Only solution: these people with an old mentality need to be forced out from power somehow. There is a young generation of businessman in Russia who as European as others, and their value system is properly alligned with the west's.
Best way to oust them would be through collored revolution, but Surkov and Co. stopped it back in 2004, and largely reversed it... some other creative solution needs to figured out. World is going to be so much better without these people.

by: June from: New York
October 25, 2010 15:53
Acutely insightful and well written. Thank you Ms. Severin.

by: vlad from: moldova / usa
October 26, 2010 13:46
EU does not want Moldova to join it. It is clear. Romania is not a heavy player within EU to help. Germany, France, UK do not care, do not want it. Moldova will not join EU the next 20-50 years. Moldova needs to move on.

The best for Moldova is to have good relations with EU and Russia. I guess Moldova needs to please Moscow to sell its products there.

Powers are shifting eastwards to South East Asia and Russia with its resources and border with China might prosper. EU, US are looking eastward themselves. Moldova just needs to stop hoping for joining EU and be practical.

For individual Moldovans there will be not much good in Moldova next 10-20 years. More people will leave Moldova. But people are leaving Romania, Germany, UK ... too. I have met a number of Germans who would like to move to the US. Irish are leaving for Australia. It might be that there is nothing attractive inside EU itself.
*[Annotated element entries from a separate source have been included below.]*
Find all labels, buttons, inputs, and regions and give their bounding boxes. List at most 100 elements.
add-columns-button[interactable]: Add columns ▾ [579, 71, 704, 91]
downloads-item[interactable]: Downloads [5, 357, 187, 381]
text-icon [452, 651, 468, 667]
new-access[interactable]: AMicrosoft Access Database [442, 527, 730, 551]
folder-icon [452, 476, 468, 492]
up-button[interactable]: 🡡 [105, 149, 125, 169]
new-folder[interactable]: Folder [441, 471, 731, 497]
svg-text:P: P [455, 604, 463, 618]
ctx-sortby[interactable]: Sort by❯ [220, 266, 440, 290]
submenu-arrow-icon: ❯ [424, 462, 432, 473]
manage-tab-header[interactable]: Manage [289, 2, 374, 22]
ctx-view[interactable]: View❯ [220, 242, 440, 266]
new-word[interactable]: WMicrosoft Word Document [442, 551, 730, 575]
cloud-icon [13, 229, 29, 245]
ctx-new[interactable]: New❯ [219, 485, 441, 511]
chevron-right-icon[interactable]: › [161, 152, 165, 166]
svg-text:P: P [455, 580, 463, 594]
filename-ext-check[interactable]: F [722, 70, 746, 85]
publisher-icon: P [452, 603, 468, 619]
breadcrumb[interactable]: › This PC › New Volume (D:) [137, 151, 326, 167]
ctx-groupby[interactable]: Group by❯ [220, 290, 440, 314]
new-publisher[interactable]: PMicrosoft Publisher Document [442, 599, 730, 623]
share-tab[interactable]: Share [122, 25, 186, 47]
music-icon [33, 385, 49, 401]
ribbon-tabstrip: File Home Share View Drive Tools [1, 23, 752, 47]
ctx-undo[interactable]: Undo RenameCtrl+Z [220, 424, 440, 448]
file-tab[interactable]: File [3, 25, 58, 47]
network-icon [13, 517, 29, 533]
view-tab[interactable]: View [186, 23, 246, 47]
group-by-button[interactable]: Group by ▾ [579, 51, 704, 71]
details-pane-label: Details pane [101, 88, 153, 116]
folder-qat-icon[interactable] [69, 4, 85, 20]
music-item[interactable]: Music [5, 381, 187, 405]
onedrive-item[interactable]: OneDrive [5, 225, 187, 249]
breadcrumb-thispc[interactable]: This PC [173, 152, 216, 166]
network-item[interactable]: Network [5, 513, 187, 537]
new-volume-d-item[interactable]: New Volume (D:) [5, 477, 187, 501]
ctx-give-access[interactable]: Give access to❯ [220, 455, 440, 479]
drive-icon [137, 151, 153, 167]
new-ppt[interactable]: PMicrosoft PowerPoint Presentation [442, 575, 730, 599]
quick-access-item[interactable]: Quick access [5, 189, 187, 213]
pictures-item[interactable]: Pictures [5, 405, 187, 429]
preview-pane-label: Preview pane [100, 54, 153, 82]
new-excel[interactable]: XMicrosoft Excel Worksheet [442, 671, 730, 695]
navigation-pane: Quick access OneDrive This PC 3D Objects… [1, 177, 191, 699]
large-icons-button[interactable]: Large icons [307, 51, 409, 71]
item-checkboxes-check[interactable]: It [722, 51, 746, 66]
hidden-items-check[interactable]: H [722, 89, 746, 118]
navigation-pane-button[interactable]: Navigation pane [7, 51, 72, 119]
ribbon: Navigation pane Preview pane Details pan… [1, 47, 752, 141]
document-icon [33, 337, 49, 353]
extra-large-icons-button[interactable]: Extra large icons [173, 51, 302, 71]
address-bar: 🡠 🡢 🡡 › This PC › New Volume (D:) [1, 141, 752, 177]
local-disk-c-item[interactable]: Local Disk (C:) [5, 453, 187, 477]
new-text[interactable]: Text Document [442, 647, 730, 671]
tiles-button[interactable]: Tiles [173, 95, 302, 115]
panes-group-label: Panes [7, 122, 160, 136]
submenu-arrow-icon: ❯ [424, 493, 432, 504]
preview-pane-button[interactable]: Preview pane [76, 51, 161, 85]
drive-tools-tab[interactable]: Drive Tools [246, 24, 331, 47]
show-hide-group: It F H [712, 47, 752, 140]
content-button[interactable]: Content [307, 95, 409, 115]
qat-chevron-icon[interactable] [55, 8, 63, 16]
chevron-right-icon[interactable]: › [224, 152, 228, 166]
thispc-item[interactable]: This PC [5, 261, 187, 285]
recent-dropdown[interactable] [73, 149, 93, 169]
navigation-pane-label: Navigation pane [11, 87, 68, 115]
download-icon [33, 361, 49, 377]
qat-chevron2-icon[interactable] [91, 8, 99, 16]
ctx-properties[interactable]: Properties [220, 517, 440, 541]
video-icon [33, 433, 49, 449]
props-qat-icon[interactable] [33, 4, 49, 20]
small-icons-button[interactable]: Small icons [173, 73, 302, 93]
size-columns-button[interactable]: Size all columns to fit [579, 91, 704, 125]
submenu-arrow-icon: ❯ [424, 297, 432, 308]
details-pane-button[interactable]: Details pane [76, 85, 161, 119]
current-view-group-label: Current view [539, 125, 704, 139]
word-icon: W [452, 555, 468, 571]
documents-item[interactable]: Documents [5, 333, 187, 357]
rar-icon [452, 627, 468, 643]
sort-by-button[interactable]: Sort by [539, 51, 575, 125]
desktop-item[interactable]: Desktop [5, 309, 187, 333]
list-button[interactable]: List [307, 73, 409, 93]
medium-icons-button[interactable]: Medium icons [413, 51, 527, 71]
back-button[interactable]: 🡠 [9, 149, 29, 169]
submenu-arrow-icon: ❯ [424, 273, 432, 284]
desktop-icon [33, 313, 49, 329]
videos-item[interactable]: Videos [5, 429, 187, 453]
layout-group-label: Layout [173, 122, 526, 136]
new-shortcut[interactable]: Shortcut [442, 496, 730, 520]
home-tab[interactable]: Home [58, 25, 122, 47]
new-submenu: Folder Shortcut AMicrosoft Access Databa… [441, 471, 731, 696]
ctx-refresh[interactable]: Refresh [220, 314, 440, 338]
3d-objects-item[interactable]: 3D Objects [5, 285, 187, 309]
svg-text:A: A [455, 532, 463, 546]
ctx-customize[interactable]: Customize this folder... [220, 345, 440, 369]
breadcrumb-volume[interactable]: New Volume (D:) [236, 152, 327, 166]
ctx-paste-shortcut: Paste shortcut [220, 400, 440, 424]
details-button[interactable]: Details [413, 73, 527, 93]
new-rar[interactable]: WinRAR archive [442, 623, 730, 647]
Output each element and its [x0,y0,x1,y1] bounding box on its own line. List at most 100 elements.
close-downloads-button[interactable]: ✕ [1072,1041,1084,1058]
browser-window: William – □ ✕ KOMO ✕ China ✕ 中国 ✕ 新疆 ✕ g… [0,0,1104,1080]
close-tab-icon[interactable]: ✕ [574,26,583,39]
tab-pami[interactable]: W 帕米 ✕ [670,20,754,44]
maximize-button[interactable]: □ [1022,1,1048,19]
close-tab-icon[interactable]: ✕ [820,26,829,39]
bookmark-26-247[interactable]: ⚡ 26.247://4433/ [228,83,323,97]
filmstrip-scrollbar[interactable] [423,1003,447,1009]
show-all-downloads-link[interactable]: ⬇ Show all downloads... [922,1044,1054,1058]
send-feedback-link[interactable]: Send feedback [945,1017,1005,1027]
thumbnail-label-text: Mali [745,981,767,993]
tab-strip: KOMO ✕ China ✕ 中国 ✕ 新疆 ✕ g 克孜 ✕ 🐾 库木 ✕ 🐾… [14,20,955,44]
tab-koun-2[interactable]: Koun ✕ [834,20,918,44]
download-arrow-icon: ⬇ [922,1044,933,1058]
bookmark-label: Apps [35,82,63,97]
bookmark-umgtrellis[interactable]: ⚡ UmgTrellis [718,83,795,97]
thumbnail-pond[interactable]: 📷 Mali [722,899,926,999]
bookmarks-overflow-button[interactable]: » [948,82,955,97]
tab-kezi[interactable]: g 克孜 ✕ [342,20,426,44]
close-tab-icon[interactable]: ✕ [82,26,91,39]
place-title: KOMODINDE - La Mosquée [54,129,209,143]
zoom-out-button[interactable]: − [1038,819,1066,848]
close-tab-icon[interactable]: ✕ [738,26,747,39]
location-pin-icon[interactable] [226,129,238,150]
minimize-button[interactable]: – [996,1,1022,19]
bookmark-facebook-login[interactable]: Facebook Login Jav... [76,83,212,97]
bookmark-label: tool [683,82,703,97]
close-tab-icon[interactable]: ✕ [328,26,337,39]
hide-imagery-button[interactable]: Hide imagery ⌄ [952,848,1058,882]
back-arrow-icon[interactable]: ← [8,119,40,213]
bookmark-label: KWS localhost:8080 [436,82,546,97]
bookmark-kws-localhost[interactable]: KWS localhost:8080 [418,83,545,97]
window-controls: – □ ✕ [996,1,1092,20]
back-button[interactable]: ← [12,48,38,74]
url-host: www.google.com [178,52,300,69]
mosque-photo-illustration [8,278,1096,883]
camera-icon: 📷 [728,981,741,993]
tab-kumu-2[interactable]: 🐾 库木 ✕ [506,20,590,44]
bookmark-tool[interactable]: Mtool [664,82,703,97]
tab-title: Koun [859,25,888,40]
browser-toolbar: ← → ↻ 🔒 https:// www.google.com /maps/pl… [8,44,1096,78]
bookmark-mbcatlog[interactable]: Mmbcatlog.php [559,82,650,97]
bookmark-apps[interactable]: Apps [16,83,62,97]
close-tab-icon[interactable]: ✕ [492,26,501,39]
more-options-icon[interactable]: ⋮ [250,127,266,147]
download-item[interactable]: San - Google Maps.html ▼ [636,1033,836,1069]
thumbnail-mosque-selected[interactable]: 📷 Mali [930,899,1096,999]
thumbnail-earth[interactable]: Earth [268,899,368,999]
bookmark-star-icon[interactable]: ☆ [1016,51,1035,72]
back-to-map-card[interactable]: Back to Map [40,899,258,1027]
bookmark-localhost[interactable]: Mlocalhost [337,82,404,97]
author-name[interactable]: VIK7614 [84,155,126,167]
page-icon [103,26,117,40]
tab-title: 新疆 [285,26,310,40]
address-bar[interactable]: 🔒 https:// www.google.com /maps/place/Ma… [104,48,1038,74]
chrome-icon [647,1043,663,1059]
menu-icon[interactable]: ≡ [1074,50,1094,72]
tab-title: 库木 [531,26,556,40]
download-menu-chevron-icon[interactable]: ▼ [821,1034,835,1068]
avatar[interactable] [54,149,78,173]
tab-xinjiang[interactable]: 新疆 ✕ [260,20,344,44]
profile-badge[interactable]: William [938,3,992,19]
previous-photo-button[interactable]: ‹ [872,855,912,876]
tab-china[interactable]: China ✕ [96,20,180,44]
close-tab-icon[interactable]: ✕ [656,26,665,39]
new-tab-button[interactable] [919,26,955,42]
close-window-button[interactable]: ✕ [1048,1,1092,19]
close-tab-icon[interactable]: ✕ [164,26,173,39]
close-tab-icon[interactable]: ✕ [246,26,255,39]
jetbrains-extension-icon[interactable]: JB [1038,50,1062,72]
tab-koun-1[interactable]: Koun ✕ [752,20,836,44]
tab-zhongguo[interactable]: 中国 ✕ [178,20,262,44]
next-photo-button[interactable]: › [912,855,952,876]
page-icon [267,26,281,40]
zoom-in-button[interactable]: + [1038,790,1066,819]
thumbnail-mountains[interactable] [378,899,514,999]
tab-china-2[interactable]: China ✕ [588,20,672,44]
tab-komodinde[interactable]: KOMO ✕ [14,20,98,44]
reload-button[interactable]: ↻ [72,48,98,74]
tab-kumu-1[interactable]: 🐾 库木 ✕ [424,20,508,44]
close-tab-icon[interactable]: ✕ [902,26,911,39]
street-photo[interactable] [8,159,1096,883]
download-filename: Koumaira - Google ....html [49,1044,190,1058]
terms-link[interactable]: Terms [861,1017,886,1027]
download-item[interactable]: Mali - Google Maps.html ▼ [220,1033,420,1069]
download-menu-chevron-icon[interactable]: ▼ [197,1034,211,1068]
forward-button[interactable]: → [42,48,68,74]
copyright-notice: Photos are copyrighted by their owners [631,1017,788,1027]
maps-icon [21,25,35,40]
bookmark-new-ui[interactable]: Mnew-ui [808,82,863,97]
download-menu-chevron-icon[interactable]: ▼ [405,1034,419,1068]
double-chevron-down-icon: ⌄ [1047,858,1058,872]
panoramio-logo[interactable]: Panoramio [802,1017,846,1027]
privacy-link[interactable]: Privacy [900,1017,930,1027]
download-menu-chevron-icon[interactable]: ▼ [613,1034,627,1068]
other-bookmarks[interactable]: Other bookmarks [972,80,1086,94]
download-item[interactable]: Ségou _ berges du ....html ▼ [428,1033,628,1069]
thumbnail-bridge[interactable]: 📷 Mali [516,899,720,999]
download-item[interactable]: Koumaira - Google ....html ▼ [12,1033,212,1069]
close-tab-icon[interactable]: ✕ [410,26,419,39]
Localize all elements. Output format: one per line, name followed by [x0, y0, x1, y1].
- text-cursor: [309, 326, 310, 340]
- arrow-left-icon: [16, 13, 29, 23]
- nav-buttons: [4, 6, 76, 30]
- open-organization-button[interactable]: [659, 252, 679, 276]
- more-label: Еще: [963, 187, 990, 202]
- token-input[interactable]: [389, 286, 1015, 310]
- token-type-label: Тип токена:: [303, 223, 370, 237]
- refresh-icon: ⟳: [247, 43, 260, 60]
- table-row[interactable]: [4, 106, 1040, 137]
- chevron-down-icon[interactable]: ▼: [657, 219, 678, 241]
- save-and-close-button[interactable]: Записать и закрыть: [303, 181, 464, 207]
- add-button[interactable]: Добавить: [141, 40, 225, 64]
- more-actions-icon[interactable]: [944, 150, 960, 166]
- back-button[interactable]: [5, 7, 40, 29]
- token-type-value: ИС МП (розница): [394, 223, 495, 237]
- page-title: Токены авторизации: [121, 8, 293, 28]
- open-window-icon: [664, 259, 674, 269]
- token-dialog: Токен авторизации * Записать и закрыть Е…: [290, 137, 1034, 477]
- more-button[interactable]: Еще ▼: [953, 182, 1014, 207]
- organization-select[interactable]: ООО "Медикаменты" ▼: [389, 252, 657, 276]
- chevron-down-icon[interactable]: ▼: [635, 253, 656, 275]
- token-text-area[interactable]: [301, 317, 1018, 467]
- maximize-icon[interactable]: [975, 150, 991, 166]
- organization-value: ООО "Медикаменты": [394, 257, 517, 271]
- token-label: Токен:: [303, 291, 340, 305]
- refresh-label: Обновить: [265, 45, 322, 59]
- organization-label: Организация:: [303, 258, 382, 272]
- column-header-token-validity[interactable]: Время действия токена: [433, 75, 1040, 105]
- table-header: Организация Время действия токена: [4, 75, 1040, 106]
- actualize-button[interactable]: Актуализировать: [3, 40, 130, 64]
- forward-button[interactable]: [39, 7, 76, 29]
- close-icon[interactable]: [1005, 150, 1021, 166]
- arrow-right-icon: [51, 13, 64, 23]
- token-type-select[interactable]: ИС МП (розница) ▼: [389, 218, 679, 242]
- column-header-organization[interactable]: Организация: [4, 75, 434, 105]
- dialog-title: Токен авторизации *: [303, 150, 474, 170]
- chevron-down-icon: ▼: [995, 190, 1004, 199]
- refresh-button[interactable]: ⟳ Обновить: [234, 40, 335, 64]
by: Ionas Aurelian Rus from: Cincinnati, OH
November 07, 2010 07:08

There are many worthwhile points in the analysis, but I would not agree with the statement, "There is not a single serious political force in the country now that would not espouse European integration, if only because that position wins votes." Various individuals could, of course, claim that Irina Severin knows better because she had been a presidential counselor of Moldova's previous Communist president Vladimir Voronin in 2005. Yet I do believe that much of the Communist leadership is hardly pro-Western, and rather pro-Russian. I would venture to say that Voronin's personal mood has switched back and forth between being pro-Russia and pro-Western or rather pro-EU (he has consistently said plenty of anti-American things in private, and has voiced anti-Romanian views quite openly and often). One must caution against the possibility that the "danger of Russian imperialism or influence" might be used to push for a "grand coalition" that would include the Communists. As for authoritarianism in Russia, one could only say that Russia has a legitmate government that is popular with most Russian citizens, but that this government is mostly undemocratic. Around 2005, some of the Communists, including Voronin's (in)famous presidential counselor Mark Tkaciuk, were involved in the efforts, supported by elements within the Bush administration, to produce regime change in Russia by facilitating an alliance between the Russian Communists and Thatcherites. This was one of the factors behind Russia's refusal to accept Moldovan wine inside Russia during a part of Voronin's second term. The other was, of course, Russian imperialism. The Russian leadership should not be provoked through participation in the efforts for regime change in Russia; otherwise, small people will suffer. (Of course, Voronin Jr. bought out some of the wineries in the meantime.) Now there is a new president in the White House, who for a period of time lived in a country (Indonesia) whose regime had some things in common with Voronin's regime. Obama sent a private letter to Voronin in which he asked him to give up power, which he did on 9/11/2009. This was the anniversary of not only Al Quaeda's attacks against the U.S. in 2001, but also of the overthrowing of Allende's left-wing (democratic) regime in Chile by a military coup led by Pinochet in 1973. There is more truth in the Stratfor report than people might believe.